Waste cooking oil commonly used in deep fryers at fast-food outlets could be used to develop the next generation of biosurfactants for skin care products, according to a new study.

Research carried out by the Dowling College in New York, shows that technology could be used to process the used cooking oil to produce an inexpensive compound used for producing such biosurfactants.

According to Vishal Shah, who is heading up the research at the college, restaurants in the US currently generate about 25 billion gallons of waste cooking oil each week.

Until now this kind of bi-product has been marketed as 'yellow grease', used as feed for cattle.

But with supply outweighing demand, scientists have been busying themselves to try and find other uses for the waste.

Developments such as the biosurfactant would not only help to make such ingredients cheaper to produce for the cosmetics industry, it would also help to alleviate the significant sums restaurants must invest each year in the environmentally friendly disposal of the used oil - a win-win situation for both industries.

The surfactants family of chemicals is used in personal care products primarily as a wetting agent to lower the surface tension of a liquid, making it easier to spread and to combine with other liquids.

They appear in a spectrum of cosmetic and personal care products, from soaps and shampoos to every type of cream and lotion.

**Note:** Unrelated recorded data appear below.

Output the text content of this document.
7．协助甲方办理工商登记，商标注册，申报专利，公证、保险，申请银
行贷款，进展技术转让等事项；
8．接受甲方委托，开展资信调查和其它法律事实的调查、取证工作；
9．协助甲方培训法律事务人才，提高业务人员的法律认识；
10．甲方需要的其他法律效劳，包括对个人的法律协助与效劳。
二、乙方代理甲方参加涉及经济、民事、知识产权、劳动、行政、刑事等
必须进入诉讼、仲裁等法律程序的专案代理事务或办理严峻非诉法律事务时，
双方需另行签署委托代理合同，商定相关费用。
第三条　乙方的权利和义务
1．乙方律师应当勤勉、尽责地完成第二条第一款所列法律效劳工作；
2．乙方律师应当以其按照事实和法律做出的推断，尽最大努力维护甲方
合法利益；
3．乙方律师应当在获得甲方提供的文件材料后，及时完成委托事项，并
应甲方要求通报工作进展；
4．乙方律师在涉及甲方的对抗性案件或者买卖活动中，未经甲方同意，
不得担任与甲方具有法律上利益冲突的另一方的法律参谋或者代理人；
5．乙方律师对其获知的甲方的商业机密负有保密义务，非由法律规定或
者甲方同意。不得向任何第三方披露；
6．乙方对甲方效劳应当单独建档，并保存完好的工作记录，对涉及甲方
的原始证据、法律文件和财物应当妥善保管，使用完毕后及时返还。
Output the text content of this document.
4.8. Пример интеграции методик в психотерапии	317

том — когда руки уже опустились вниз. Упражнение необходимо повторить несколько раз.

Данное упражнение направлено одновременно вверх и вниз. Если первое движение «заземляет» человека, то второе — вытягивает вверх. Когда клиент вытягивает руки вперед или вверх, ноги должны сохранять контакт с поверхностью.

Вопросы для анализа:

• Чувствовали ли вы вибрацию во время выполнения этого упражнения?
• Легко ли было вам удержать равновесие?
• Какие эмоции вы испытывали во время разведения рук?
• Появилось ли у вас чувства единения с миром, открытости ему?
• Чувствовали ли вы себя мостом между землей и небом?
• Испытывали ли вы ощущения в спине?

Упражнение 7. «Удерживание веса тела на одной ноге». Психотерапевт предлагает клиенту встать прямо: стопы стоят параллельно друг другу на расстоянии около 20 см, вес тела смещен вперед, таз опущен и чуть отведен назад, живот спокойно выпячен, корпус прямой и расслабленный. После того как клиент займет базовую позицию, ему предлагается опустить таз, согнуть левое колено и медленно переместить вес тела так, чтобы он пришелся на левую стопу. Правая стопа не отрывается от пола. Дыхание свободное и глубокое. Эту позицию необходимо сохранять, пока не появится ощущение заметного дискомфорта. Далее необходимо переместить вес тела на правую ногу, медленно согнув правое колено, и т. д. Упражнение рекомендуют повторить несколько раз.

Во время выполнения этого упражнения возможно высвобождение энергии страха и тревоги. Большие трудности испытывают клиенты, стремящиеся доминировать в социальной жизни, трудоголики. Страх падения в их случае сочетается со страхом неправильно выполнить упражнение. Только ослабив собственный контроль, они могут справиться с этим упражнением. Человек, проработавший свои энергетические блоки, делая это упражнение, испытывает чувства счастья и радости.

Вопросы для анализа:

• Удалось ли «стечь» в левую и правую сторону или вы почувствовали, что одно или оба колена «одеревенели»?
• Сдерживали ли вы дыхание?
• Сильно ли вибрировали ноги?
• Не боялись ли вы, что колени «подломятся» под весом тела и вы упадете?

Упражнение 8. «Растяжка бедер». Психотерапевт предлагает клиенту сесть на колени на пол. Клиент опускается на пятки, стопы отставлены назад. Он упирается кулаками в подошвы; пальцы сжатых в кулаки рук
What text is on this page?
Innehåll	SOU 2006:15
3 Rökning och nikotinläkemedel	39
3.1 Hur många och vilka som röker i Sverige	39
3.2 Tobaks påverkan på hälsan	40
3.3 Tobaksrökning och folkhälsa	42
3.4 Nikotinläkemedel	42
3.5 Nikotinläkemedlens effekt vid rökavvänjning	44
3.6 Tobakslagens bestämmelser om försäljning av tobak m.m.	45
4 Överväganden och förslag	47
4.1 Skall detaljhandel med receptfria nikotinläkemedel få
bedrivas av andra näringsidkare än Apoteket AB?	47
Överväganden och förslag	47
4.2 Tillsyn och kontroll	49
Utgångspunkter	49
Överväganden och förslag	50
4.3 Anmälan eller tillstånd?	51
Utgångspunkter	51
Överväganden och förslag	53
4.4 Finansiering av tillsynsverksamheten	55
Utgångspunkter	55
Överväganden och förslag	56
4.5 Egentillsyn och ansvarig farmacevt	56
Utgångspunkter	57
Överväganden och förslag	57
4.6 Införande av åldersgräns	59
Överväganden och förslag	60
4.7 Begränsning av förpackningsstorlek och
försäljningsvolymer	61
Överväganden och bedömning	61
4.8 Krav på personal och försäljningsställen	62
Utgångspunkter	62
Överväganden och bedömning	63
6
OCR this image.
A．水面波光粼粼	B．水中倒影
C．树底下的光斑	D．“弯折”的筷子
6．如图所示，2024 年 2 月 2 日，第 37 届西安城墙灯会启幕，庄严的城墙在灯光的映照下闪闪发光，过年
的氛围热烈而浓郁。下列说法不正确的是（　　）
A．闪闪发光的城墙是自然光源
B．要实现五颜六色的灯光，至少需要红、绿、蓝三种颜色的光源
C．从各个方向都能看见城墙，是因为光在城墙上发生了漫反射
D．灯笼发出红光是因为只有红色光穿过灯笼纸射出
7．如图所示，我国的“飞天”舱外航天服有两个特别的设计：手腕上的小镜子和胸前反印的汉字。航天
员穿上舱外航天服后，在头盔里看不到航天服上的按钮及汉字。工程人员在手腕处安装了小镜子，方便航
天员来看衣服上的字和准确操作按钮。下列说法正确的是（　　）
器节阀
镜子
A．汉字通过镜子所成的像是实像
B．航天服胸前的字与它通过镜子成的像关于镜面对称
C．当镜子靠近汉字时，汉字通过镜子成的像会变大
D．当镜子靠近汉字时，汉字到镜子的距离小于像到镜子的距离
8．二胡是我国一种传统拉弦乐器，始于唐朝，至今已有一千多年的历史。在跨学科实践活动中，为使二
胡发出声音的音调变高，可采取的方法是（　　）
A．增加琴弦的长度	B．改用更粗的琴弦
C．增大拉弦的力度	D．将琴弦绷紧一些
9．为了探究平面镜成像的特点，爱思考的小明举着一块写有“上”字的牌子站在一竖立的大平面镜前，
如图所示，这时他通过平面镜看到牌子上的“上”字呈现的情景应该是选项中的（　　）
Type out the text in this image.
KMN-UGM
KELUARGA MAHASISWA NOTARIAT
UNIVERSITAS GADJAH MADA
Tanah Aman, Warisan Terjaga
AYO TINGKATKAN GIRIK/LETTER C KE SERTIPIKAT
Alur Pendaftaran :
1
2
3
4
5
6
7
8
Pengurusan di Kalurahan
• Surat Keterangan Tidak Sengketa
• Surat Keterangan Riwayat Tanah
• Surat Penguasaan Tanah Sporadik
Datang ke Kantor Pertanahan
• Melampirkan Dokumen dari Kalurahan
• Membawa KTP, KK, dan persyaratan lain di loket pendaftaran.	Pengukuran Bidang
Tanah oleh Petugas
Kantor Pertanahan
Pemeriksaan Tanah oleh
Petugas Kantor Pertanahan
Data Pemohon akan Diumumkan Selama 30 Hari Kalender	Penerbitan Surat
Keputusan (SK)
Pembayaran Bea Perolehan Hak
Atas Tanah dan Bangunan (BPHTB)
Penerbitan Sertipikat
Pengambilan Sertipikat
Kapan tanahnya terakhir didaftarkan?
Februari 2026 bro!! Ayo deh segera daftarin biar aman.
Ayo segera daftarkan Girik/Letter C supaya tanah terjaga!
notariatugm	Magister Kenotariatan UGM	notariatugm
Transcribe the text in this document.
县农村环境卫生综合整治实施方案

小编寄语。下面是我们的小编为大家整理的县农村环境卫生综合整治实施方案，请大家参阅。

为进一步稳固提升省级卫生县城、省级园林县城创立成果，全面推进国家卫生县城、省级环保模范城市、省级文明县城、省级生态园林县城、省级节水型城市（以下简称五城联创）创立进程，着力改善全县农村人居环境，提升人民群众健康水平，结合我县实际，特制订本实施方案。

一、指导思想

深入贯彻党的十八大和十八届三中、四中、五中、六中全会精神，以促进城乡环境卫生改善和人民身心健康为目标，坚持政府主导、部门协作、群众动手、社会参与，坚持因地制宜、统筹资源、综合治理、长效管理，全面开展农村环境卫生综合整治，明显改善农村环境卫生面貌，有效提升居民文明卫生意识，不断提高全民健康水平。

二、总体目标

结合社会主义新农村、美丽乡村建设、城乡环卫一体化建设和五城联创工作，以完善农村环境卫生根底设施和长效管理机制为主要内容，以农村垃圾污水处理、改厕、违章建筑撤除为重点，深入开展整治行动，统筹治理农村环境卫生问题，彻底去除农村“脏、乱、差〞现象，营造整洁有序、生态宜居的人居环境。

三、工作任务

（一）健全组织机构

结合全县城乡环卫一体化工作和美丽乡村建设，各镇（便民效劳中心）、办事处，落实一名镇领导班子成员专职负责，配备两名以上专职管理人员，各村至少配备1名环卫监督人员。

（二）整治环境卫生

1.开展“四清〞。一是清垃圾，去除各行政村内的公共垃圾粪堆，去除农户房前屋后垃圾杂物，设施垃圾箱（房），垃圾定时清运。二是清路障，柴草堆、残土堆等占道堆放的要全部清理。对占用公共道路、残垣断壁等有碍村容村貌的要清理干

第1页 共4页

The rise in popularity of this family of chemicals is chiefly attributed to the personal care sector because of increasingly innovative formulations that are focused on functionality, efficacity and desirable textures.

"We have successfully demonstrated the use of restaurant waste oil as a potential low-cost lipid feedstock for sophorolipid production," stated the report, which is due to be published in the April 9 issue of the ACS bi-monthly journal Biotechnology Progress.

"This method of waste oil disposal has the advantage of producing a value-added commercially viable byproduct," the report adds.